Conformal interval width — wider pedigree priors produce wider conformal intervals at calibration time.

Mapping example¶

For a Mistral Medium 3 query running on Scaleway PAR-1 with live ENTSO-E grid data:

Emission factor	Reliability	Completeness	Temporal	Geographic	Technological
GPU energy (BoaviztAPI)	2	2	1	1	2
Host CPU+DRAM share	2	3	1	1	2
Datacentre PUE	2	2	2	1	1
Grid intensity (ENTSO-E live)	1	1	1	1	1
Embodied amortisation	3	3	2	2	2

The composite pedigree on the receipt is the median across factors, weighted by their share of the total impact. For tier 2, the typical composite is [2, 2, 1, 1, 2] — verified data, partly based on assumptions, recent, geographically and technologically aligned.

Pedigree score → log-normal SD lookup¶

We use Ciroth et al.'s lookup, simplified:

Score	Reliability SD	Completeness SD	Temporal SD	Geographic SD	Technological SD
1	1.00	1.00	1.00	1.00	1.00
2	1.05	1.02	1.03	1.01	1.18
3	1.10	1.05	1.10	1.02	1.50
4	1.20	1.10	1.20	1.10	2.00
5	1.50	1.20	1.50	1.50	3.00

The composite log-normal SD is the geometric combination of the per-axis SDs; this becomes the prior for that emission factor in the Monte Carlo simulation.

Auditor expectations¶

Assurance partners under ISAE 3000 review the pedigree-score worksheet as evidence of methodological rigour.

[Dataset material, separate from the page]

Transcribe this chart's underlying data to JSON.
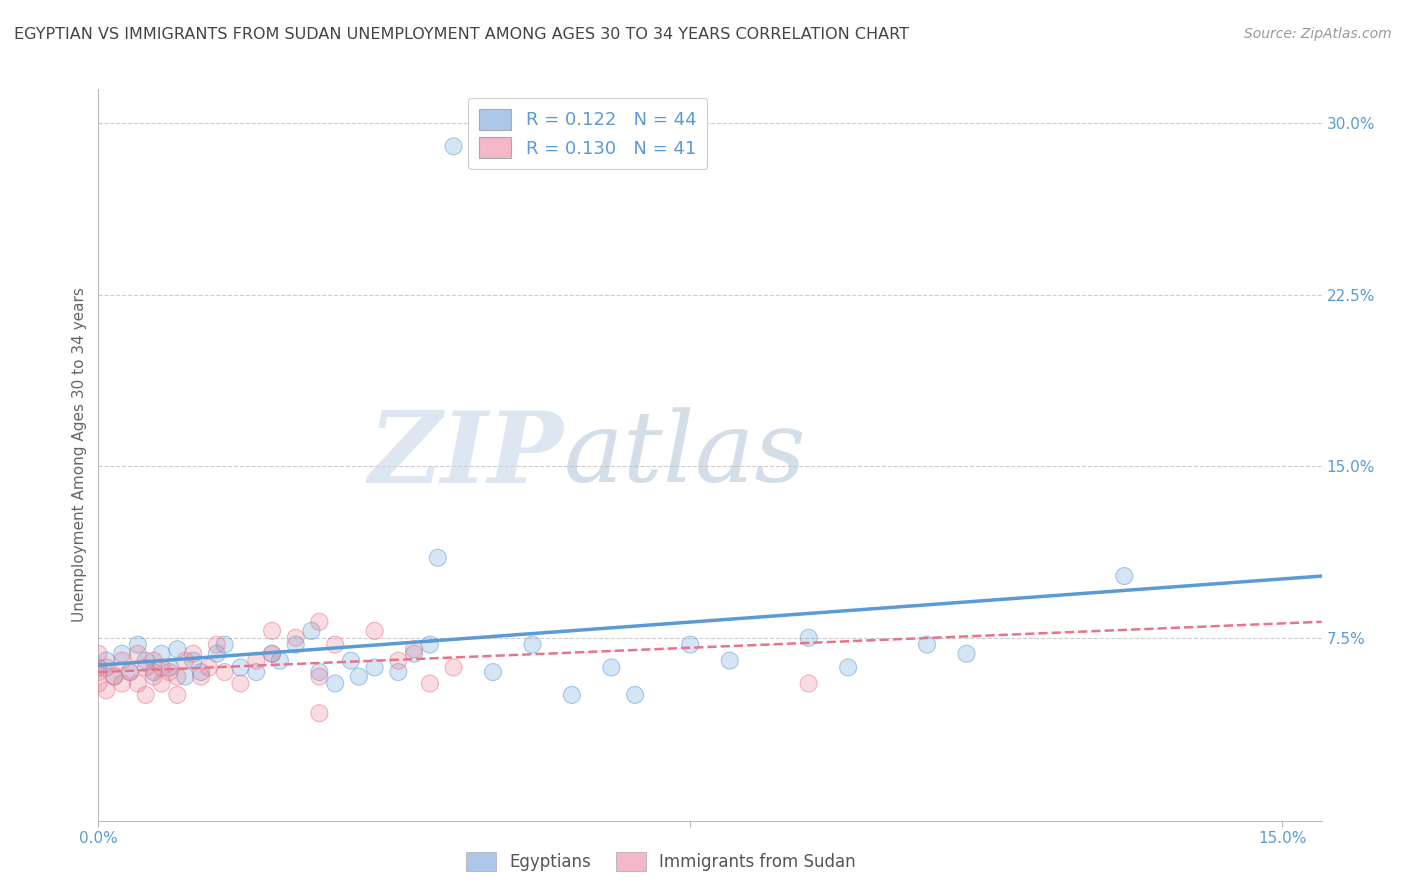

We provide:

The pedigree score for every emission factor used in the period
The justification for each score
The lookup table version used to convert pedigree to log-normal SD
The composite score as it appears on each receipt

Where this is implemented¶

methodology/uncertainty/pedigree.py

Citations¶

Weidema, B. P., & Wesnæs, M. S. (1996). Data quality management for life cycle inventories — an example of using data quality indicators. J. Cleaner Production 4(3-4).
Ciroth, A., Muller, S., Weidema, B. P., & Lesage, P. (2016). Empirically based uncertainty factors for the pedigree matrix in ecoinvent. Int. J. Life Cycle Assessment 21(9).